A Death in the Gunj

From celebrated actress Konkona Sensharma, making her directorial debut, comes an Indian drama that’s a poignant and surprisingly powerful condemnation of the disturbing and destructive effects of emotional abuse that siblings and parents can unwittingly inflict on their own family members. 

Set in 1979, an extended family of brothers and their spouses gather to spend New Year’s with their aunt and uncle at their ancestral home among the decaying remains of the former Anglo-Indian settlement of McCluskiegunj in the jungle forest of Jharkhand north east India.

The film is based on Sensharma’s own childhood experiences and loosely based on her father’s short story ‘Death in McCluskie Gunj’, which was more of a supernatural thriller and fictionalized retelling of an actual incident involving a séance that took place at his parents vacation home.
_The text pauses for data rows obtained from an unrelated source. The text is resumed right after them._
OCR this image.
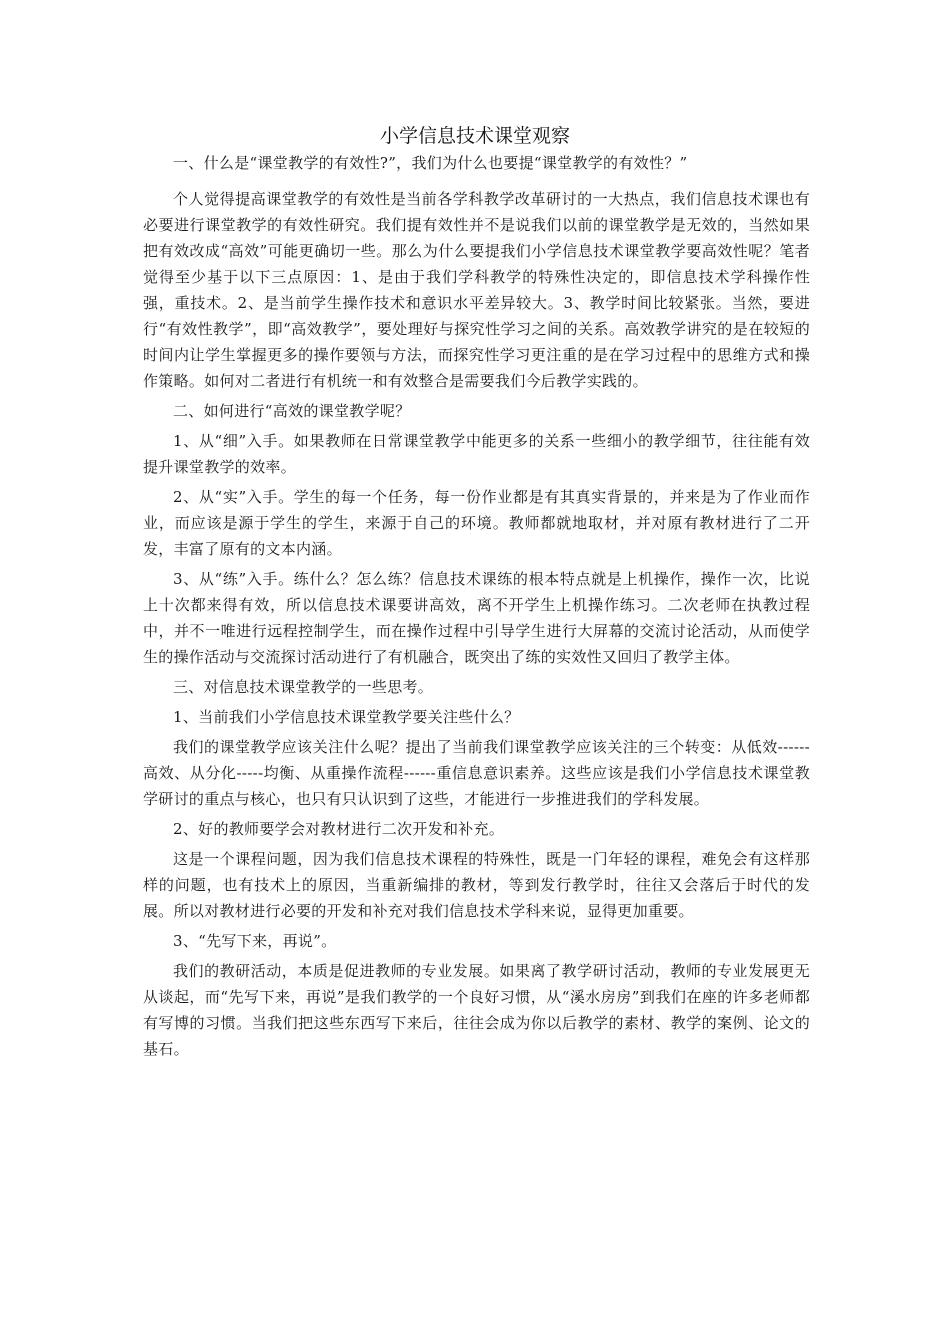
小学信息技术课堂观察

一、什么是“课堂教学的有效性?”，我们为什么也要提“课堂教学的有效性？”

个人觉得提高课堂教学的有效性是当前各学科教学改革研讨的一大热点，我们信息技术课也有必要进行课堂教学的有效性研究。我们提有效性并不是说我们以前的课堂教学是无效的，当然如果把有效改成“高效”可能更确切一些。那么为什么要提我们小学信息技术课堂教学要高效性呢？笔者觉得至少基于以下三点原因：1、是由于我们学科教学的特殊性决定的，即信息技术学科操作性强，重技术。2、是当前学生操作技术和意识水平差异较大。3、教学时间比较紧张。当然，要进行“有效性教学”，即“高效教学”，要处理好与探究性学习之间的关系。高效教学讲究的是在较短的时间内让学生掌握更多的操作要领与方法，而探究性学习更注重的是在学习过程中的思维方式和操作策略。如何对二者进行有机统一和有效整合是需要我们今后教学实践的。

二、如何进行“高效的课堂教学呢？

1、从“细”入手。如果教师在日常课堂教学中能更多的关系一些细小的教学细节，往往能有效提升课堂教学的效率。

2、从“实”入手。学生的每一个任务，每一份作业都是有其真实背景的，并来是为了作业而作业，而应该是源于学生的学生，来源于自己的环境。教师都就地取材，并对原有教材进行了二开发，丰富了原有的文本内涵。

3、从“练”入手。练什么？怎么练？信息技术课练的根本特点就是上机操作，操作一次，比说上十次都来得有效，所以信息技术课要讲高效，离不开学生上机操作练习。二次老师在执教过程中，并不一唯进行远程控制学生，而在操作过程中引导学生进行大屏幕的交流讨论活动，从而使学生的操作活动与交流探讨活动进行了有机融合，既突出了练的实效性又回归了教学主体。

三、对信息技术课堂教学的一些思考。

1、当前我们小学信息技术课堂教学要关注些什么？

我们的课堂教学应该关注什么呢？提出了当前我们课堂教学应该关注的三个转变：从低效------高效、从分化-----均衡、从重操作流程------重信息意识素养。这些应该是我们小学信息技术课堂教学研讨的重点与核心，也只有只认识到了这些，才能进行一步推进我们的学科发展。

2、好的教师要学会对教材进行二次开发和补充。

这是一个课程问题，因为我们信息技术课程的特殊性，既是一门年轻的课程，难免会有这样那样的问题，也有技术上的原因，当重新编排的教材，等到发行教学时，往往又会落后于时代的发展。所以对教材进行必要的开发和补充对我们信息技术学科来说，显得更加重要。

3、“先写下来，再说”。

我们的教研活动，本质是促进教师的专业发展。如果离了教学研讨活动，教师的专业发展更无从谈起，而“先写下来，再说”是我们教学的一个良好习惯，从“溪水房房”到我们在座的许多老师都有写博的习惯。当我们把这些东西写下来后，往往会成为你以后教学的素材、教学的案例、论文的基石。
As is often the case with large extended families, there’s plenty of aggressive peer pressure and boisterous playful teasing among the older siblings who all want to prove their male dominance. But one young nephew, Shutu (Vikrant Massey), a university student, seems to be less so inclined. He’s a withdrawn introvert and more of a sensitive artistic soul who is always the butt of everyone’s jokes and pranks. 

It’s clear he doesn’t fit in with the family, there’s a childlike innocence about him that no one seems to appreciate except Tani, the eight year old daughter of his uncle Nandu. Treated with disdain as a poor relative, he’s an outsider looking in and feels left out but wants desperately to be accepted as an equal member of the family. 
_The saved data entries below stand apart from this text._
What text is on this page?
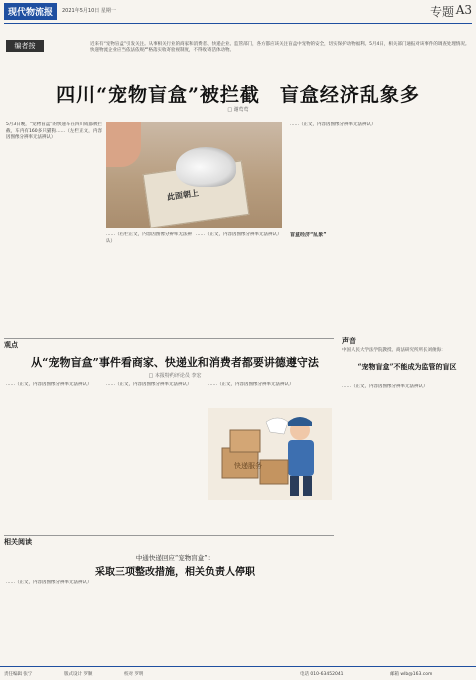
现代物流报	2021年5月10日 星期一	专题 A3
编者按	近来有“宠物盲盒”引发关注。从事相关行业的商家和消费者、快递企业、监管部门，各方都应该关注盲盒中宠物的安全，切实保护动物福利。5月4日，相关部门通报对该事件的调查处理情况。快递物流企业应当依法依规严格落实收寄验视制度，不得收寄活体动物。
四川“宠物盲盒”被拦截　盲盒经济乱象多
□ 谢莺莺
5月3日晚，“宠物盲盒”的快递车在四川成都被拦截，车内有160多只猫狗……（左栏正文，内容因图像分辨率无法辨认）
此面朝上
……（右栏正文，内容因图像分辨率无法辨认）
……（正文，内容因图像分辨率无法辨认）
……（正文，内容因图像分辨率无法辨认）
盲盒经济“乱象”
观点
从“宠物盲盒”事件看商家、快递业和消费者都要讲德遵守法
□ 本报特约评论员 李宏
……（正文，内容因图像分辨率无法辨认）	……（正文，内容因图像分辨率无法辨认）	……（正文，内容因图像分辨率无法辨认）
快递服务
声音
中国人民大学法学院教授、商法研究所所长刘俊海：
“宠物盲盒”不能成为监管的盲区
……（正文，内容因图像分辨率无法辨认）
相关阅读
中通快递回应“宠物盲盒”：
采取三项整改措施，相关负责人停职
……（正文，内容因图像分辨率无法辨认）
责任编辑 张宁	版式设计 罗顺	校对 罗明	电话 010-63452041	邮箱 wlb@163.com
Relentlessly harassed by his cruel uncles, sent on trivial errands by his aunt and used as a babysitter, Shutu’s self-worth is eventually whittled away to nothing, setting the stage for the inevitable tragic consequences.
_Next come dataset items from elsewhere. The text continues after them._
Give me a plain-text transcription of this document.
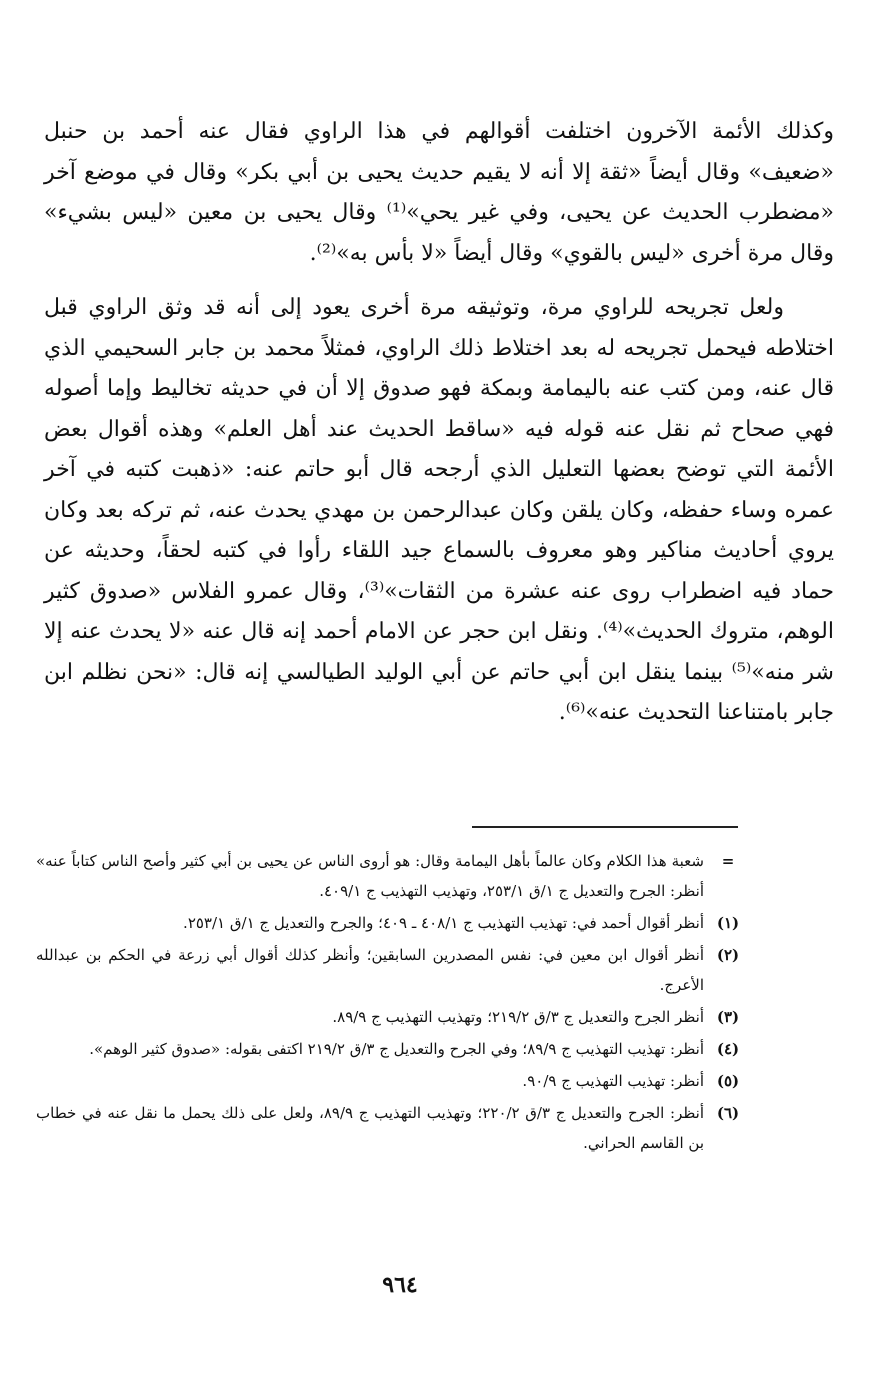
وكذلك الأئمة الآخرون اختلفت أقوالهم في هذا الراوي فقال عنه أحمد بن حنبل «ضعيف» وقال أيضاً «ثقة إلا أنه لا يقيم حديث يحيى بن أبي بكر» وقال في موضع آخر «مضطرب الحديث عن يحيى، وفي غير يحي»⁽¹⁾ وقال يحيى بن معين «ليس بشيء» وقال مرة أخرى «ليس بالقوي» وقال أيضاً «لا بأس به»⁽²⁾.

ولعل تجريحه للراوي مرة، وتوثيقه مرة أخرى يعود إلى أنه قد وثق الراوي قبل اختلاطه فيحمل تجريحه له بعد اختلاط ذلك الراوي، فمثلاً محمد بن جابر السحيمي الذي قال عنه، ومن كتب عنه باليمامة وبمكة فهو صدوق إلا أن في حديثه تخاليط وإما أصوله فهي صحاح ثم نقل عنه قوله فيه «ساقط الحديث عند أهل العلم» وهذه أقوال بعض الأئمة التي توضح بعضها التعليل الذي أرجحه قال أبو حاتم عنه: «ذهبت كتبه في آخر عمره وساء حفظه، وكان يلقن وكان عبدالرحمن بن مهدي يحدث عنه، ثم تركه بعد وكان يروي أحاديث مناكير وهو معروف بالسماع جيد اللقاء رأوا في كتبه لحقاً، وحديثه عن حماد فيه اضطراب روى عنه عشرة من الثقات»⁽³⁾، وقال عمرو الفلاس «صدوق كثير الوهم، متروك الحديث»⁽⁴⁾. ونقل ابن حجر عن الامام أحمد إنه قال عنه «لا يحدث عنه إلا شر منه»⁽⁵⁾ بينما ينقل ابن أبي حاتم عن أبي الوليد الطيالسي إنه قال: «نحن نظلم ابن جابر بامتناعنا التحديث عنه»⁽⁶⁾.

=
شعبة هذا الكلام وكان عالماً بأهل اليمامة وقال: هو أروى الناس عن يحيى بن أبي كثير وأصح الناس كتاباً عنه» أنظر: الجرح والتعديل ج ١/ق ٢٥٣/١، وتهذيب التهذيب ج ٤٠٩/١.
(١)
أنظر أقوال أحمد في: تهذيب التهذيب ج ٤٠٨/١ ـ ٤٠٩؛ والجرح والتعديل ج ١/ق ٢٥٣/١.
(٢)
أنظر أقوال ابن معين في: نفس المصدرين السابقين؛ وأنظر كذلك أقوال أبي زرعة في الحكم بن عبدالله الأعرج.
(٣)
أنظر الجرح والتعديل ج ٣/ق ٢١٩/٢؛ وتهذيب التهذيب ج ٨٩/٩.
(٤)
أنظر: تهذيب التهذيب ج ٨٩/٩؛ وفي الجرح والتعديل ج ٣/ق ٢١٩/٢ اكتفى بقوله: «صدوق كثير الوهم».
(٥)
أنظر: تهذيب التهذيب ج ٩٠/٩.
(٦)
أنظر: الجرح والتعديل ج ٣/ق ٢٢٠/٢؛ وتهذيب التهذيب ج ٨٩/٩، ولعل على ذلك يحمل ما نقل عنه في خطاب بن القاسم الحراني.
٩٦٤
The abandoned ruins of bungalows in the lush Gunj forest make for a moody and ominous setting that seem inviting and beautiful enough on the outside, but where darker unsuspecting dangers may lurk.

Circumstances conspire that put Shutu in a more adult sexual situation, and he naively falls for a girl who’s toying with his feelings. When he realizes that he’s been taken advantage of yet again, the humiliation and realization that he will never be what others expect of him, lead to a tragic outcome.

This is not a Bollywood musical melodrama. A Death in the Gunj is very much in keeping with the tenets of a socially conscious realism style of cinema in the tradition of legendary Bengali filmmaker Satyajit Ray’s social realist dramas.

A Death in the Gunj re-creates perfectly the attitudes, fashion and visual design of late 70s India. Sensharma is also able to effectively create the social and class dynamics of a large upper-middle class Indian family with an excellent ensemble cast that will resonate with South Asian as well as international audiences. 

A Death in the Gunj played in Toronto at TIFF16 this September and will open the Mumbai Film Festival October 21, 2016.